You can check it out for yourself right here.

The second oil stock you should be looking for isn’t located in the United States, and I guarantee you that you won’t see it splashed across media headlines. 

Within the next few months, the Trans Mountain pipeline expansion is going to finally be completed, which will open up the Canadian oil sands to be exported across the Pacific. Up until now, the only market these Canadian oil companies could really tap into has been the United States. 

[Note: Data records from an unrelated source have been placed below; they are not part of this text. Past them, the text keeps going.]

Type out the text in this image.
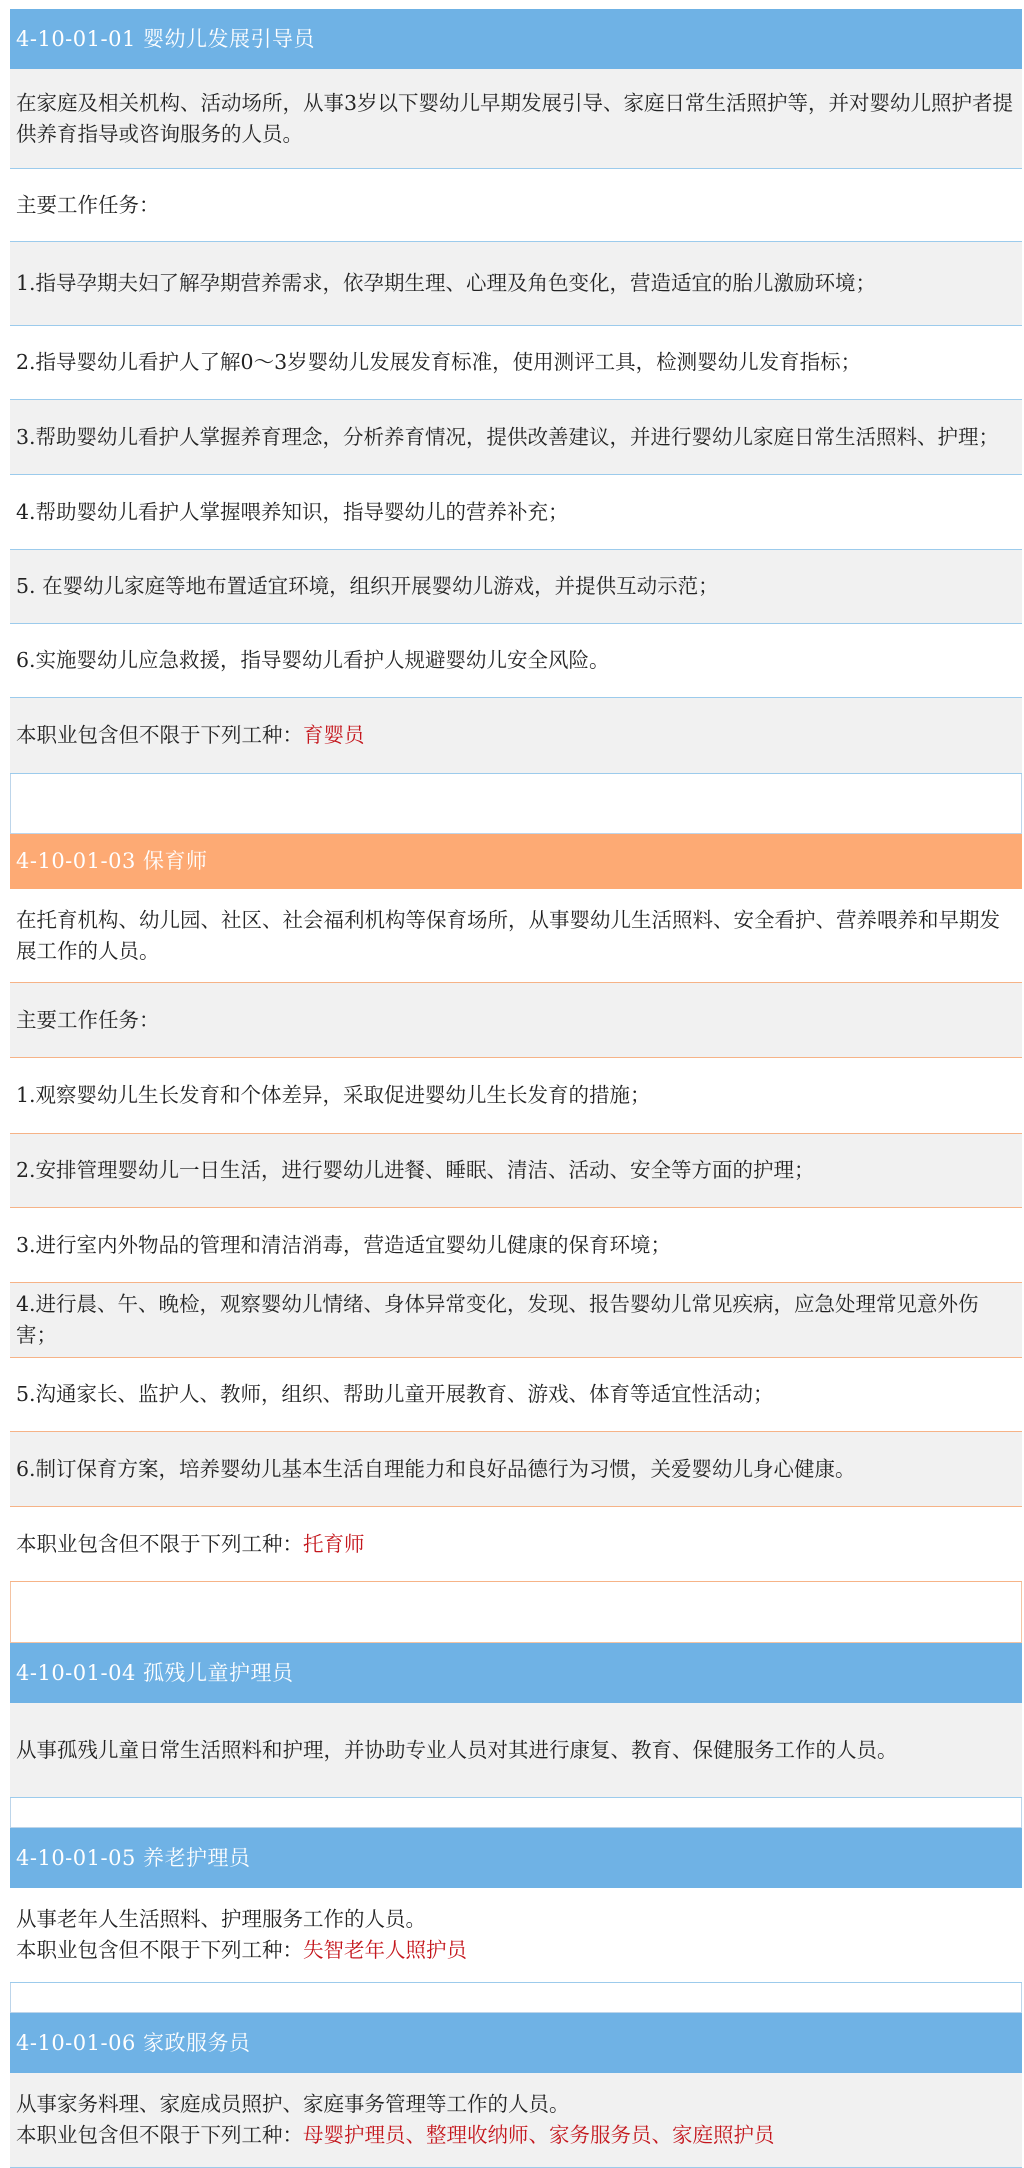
4-10-01-01 婴幼儿发展引导员
在家庭及相关机构、活动场所，从事3岁以下婴幼儿早期发展引导、家庭日常生活照护等，并对婴幼儿照护者提供养育指导或咨询服务的人员。
主要工作任务：
1.指导孕期夫妇了解孕期营养需求，依孕期生理、心理及角色变化，营造适宜的胎儿激励环境；
2.指导婴幼儿看护人了解0～3岁婴幼儿发展发育标准，使用测评工具，检测婴幼儿发育指标；
3.帮助婴幼儿看护人掌握养育理念，分析养育情况，提供改善建议，并进行婴幼儿家庭日常生活照料、护理；
4.帮助婴幼儿看护人掌握喂养知识，指导婴幼儿的营养补充；
5. 在婴幼儿家庭等地布置适宜环境，组织开展婴幼儿游戏，并提供互动示范；
6.实施婴幼儿应急救援，指导婴幼儿看护人规避婴幼儿安全风险。
本职业包含但不限于下列工种： 育婴员
4-10-01-03 保育师
在托育机构、幼儿园、社区、社会福利机构等保育场所，从事婴幼儿生活照料、安全看护、营养喂养和早期发展工作的人员。
主要工作任务：
1.观察婴幼儿生长发育和个体差异，采取促进婴幼儿生长发育的措施；
2.安排管理婴幼儿一日生活，进行婴幼儿进餐、睡眠、清洁、活动、安全等方面的护理；
3.进行室内外物品的管理和清洁消毒，营造适宜婴幼儿健康的保育环境；
4.进行晨、午、晚检，观察婴幼儿情绪、身体异常变化，发现、报告婴幼儿常见疾病，应急处理常见意外伤害；
5.沟通家长、监护人、教师，组织、帮助儿童开展教育、游戏、体育等适宜性活动；
6.制订保育方案，培养婴幼儿基本生活自理能力和良好品德行为习惯，关爱婴幼儿身心健康。
本职业包含但不限于下列工种： 托育师
4-10-01-04 孤残儿童护理员
从事孤残儿童日常生活照料和护理，并协助专业人员对其进行康复、教育、保健服务工作的人员。
4-10-01-05 养老护理员
从事老年人生活照料、护理服务工作的人员。
本职业包含但不限于下列工种：失智老年人照护员
4-10-01-06 家政服务员
从事家务料理、家庭成员照护、家庭事务管理等工作的人员。
本职业包含但不限于下列工种：母婴护理员、整理收纳师、家务服务员、家庭照护员
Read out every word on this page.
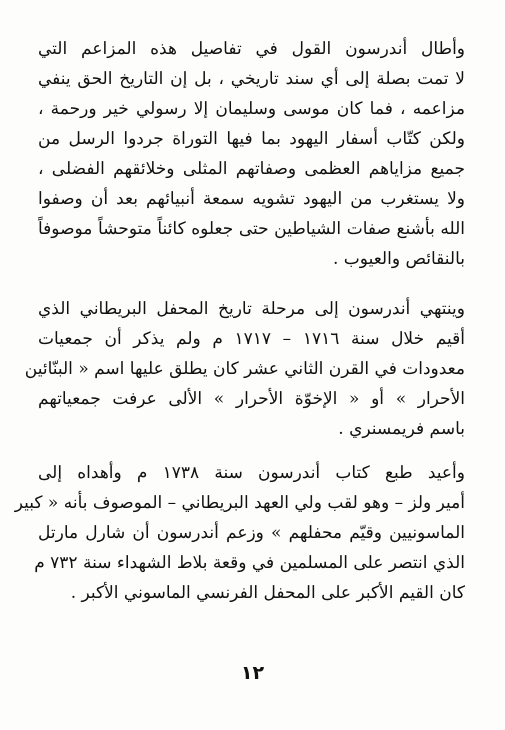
وأطال أندرسون القول في تفاصيل هذه المزاعم التي
لا تمت بصلة إلى أي سند تاريخي ، بل إن التاريخ الحق ينفي
مزاعمه ، فما كان موسى وسليمان إلا رسولي خير ورحمة ،
ولكن كتّاب أسفار اليهود بما فيها التوراة جردوا الرسل من
جميع مزاياهم العظمى وصفاتهم المثلى وخلائقهم الفضلى ،
ولا يستغرب من اليهود تشويه سمعة أنبيائهم بعد أن وصفوا
الله بأشنع صفات الشياطين حتى جعلوه كائناً متوحشاً موصوفاً
بالنقائص والعيوب .
وينتهي أندرسون إلى مرحلة تاريخ المحفل البريطاني الذي
أقيم خلال سنة ١٧١٦ – ١٧١٧ م ولم يذكر أن جمعيات
معدودات في القرن الثاني عشر كان يطلق عليها اسم « البنّائين
الأحرار » أو « الإخوّة الأحرار » الألى عرفت جمعياتهم
باسم فريمسنري .
وأعيد طبع كتاب أندرسون سنة ١٧٣٨ م وأهداه إلى
أمير ولز – وهو لقب ولي العهد البريطاني – الموصوف بأنه « كبير
الماسونيين وقيّم محفلهم » وزعم أندرسون أن شارل مارتل
الذي انتصر على المسلمين في وقعة بلاط الشهداء سنة ٧٣٢ م
كان القيم الأكبر على المحفل الفرنسي الماسوني الأكبر .
١٢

Players like Cenovus Energy (NYSE: CVE) are planning to boost output by nearly 20% over the next five years, and will soon have access to key Asian markets like China. 

Not only will it have access to more oil-hungry customers like China, but is trading at strong valuations right now. 

Personally, I think it’ll be a 2024 winner that’ll surprise you. Will we see $100 oil in 2024? I don’t know if it will run that high, but it’s possible. What I do know is, you do not want to sit on the sidelines for the coming months.